Maintenant, ce Texan astucieux et parfois parisien avec un regard gauche à gauche ont fait un film alors que le français n'est pas un cliché gaulois n'est omis. Les arbres sont pollarchés, les volets sont largement dessinés, la police tendit vers l'inspecteur Clousteau Look-Alikes. Les rues de la ville fictive d'Ennui-sur-Blasé - approximativement traduite comme ennuyée-sur-the-world-lassy - sont parsemées de rats sous des toits de zinc à grainement inclinées et, bien sûr, la conversation est d'amour et d'art et d'art gastronomique plaisir.

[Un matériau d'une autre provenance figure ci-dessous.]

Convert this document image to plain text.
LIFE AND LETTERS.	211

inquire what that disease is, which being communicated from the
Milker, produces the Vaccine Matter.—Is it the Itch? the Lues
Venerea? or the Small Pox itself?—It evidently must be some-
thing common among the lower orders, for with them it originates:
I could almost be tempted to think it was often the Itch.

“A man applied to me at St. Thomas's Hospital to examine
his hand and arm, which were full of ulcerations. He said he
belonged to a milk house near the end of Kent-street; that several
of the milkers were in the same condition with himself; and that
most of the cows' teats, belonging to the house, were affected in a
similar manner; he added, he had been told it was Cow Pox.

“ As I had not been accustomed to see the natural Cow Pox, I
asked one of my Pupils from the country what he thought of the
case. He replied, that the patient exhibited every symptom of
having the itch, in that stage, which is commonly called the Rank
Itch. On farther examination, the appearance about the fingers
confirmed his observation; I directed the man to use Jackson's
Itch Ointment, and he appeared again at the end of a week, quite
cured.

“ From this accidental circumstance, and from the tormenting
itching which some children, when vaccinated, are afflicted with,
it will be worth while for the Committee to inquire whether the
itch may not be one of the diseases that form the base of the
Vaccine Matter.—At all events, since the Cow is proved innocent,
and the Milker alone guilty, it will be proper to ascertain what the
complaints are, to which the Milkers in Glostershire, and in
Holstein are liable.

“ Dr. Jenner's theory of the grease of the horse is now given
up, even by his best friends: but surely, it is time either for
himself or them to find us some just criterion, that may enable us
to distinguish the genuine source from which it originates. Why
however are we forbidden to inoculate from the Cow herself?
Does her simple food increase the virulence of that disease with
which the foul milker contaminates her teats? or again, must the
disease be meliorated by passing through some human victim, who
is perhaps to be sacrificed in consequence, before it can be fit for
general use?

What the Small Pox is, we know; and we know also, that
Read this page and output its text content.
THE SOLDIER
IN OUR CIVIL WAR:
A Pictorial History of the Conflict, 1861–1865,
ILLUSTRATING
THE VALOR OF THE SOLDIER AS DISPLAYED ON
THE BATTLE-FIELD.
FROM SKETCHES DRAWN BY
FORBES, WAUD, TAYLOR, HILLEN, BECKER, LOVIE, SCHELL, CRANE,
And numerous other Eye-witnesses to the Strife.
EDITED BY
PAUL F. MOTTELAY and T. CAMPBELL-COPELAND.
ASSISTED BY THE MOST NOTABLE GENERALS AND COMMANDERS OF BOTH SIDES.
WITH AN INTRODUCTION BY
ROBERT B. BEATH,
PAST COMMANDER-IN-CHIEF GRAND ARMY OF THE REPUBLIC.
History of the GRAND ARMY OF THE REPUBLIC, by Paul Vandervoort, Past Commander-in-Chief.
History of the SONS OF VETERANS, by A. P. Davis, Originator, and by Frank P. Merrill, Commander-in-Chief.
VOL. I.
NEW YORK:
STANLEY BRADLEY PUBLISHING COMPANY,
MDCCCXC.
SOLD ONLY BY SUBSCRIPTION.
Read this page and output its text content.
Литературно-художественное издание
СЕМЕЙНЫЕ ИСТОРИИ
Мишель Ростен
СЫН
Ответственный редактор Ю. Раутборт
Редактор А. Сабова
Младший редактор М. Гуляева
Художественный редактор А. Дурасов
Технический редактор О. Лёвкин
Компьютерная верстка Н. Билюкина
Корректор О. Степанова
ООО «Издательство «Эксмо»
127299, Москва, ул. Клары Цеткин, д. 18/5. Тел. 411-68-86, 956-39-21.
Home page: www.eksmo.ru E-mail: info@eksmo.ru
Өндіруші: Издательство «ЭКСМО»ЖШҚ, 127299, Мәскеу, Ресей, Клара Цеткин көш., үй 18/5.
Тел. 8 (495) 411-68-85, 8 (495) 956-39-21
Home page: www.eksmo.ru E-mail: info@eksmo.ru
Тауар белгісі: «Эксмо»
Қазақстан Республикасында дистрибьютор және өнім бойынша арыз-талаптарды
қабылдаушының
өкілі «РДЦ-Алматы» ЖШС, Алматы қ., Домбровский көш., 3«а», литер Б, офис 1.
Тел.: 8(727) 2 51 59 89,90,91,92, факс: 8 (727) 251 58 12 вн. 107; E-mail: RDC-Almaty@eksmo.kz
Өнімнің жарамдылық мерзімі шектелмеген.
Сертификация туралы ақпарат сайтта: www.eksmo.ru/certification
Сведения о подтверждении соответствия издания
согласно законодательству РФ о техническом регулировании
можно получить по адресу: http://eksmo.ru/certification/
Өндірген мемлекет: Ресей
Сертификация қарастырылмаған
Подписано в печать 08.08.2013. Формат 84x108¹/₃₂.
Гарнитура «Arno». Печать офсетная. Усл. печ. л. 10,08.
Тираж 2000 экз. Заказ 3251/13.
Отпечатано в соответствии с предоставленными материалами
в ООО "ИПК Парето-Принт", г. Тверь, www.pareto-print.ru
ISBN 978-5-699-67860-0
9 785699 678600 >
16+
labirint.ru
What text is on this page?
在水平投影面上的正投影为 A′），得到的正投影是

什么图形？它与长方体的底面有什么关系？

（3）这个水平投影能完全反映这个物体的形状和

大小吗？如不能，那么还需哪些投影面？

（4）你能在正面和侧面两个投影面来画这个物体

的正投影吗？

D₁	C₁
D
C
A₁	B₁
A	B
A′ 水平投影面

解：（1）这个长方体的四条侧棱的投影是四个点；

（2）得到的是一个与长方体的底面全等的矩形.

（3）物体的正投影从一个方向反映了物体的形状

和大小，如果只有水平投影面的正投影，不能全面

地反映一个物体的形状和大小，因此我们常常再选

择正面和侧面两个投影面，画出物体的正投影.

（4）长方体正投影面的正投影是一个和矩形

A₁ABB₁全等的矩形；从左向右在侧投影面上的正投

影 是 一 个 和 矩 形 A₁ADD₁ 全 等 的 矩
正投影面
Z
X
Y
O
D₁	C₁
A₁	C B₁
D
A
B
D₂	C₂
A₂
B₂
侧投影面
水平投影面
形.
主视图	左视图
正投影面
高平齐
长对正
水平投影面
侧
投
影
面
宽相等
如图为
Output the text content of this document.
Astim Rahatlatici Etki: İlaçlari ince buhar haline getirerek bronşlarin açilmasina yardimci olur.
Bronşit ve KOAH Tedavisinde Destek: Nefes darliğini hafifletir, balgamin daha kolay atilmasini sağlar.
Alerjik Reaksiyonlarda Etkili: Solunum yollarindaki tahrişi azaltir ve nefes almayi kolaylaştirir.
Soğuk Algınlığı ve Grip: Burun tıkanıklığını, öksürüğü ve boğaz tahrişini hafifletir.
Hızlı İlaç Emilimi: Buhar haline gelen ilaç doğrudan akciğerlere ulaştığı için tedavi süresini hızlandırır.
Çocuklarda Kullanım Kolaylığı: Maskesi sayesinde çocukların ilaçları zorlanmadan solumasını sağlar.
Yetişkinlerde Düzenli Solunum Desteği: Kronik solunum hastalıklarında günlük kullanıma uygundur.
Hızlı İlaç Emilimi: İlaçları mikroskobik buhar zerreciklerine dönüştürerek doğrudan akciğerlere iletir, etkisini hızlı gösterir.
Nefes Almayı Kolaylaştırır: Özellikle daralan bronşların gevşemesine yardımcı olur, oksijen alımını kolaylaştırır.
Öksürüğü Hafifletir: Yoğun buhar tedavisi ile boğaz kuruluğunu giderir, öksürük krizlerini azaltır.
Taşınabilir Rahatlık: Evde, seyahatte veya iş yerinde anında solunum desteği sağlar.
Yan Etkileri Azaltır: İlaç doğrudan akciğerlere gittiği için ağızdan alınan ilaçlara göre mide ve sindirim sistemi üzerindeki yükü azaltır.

Ennui (un mot qui transmet un sens particulier de Tedium mélangé à la rate) abrite la Dispatch française, un magazine de langue anglaise dont l'inspiration avouée est la New Yorker. Dans l'annonçage de Anderson, la publication fictive existait entre 1925 et 1975 sous la rédaction d'un certain Harthitzer Arthur, Jr., qui tient à proximité des rapports de dépenses de ses journalistes comme sur toute phrase redondante de leur copie. Harthitzer est faiblement modélisé sur Harold Ross et William Shawn, le cofondateur et l'éditeur de longue date du magazine que "l'expédition française" déménage de Manhattan.
Le film, cependant, à peine sur le journal...
[Courte citation de 8% de l'article original]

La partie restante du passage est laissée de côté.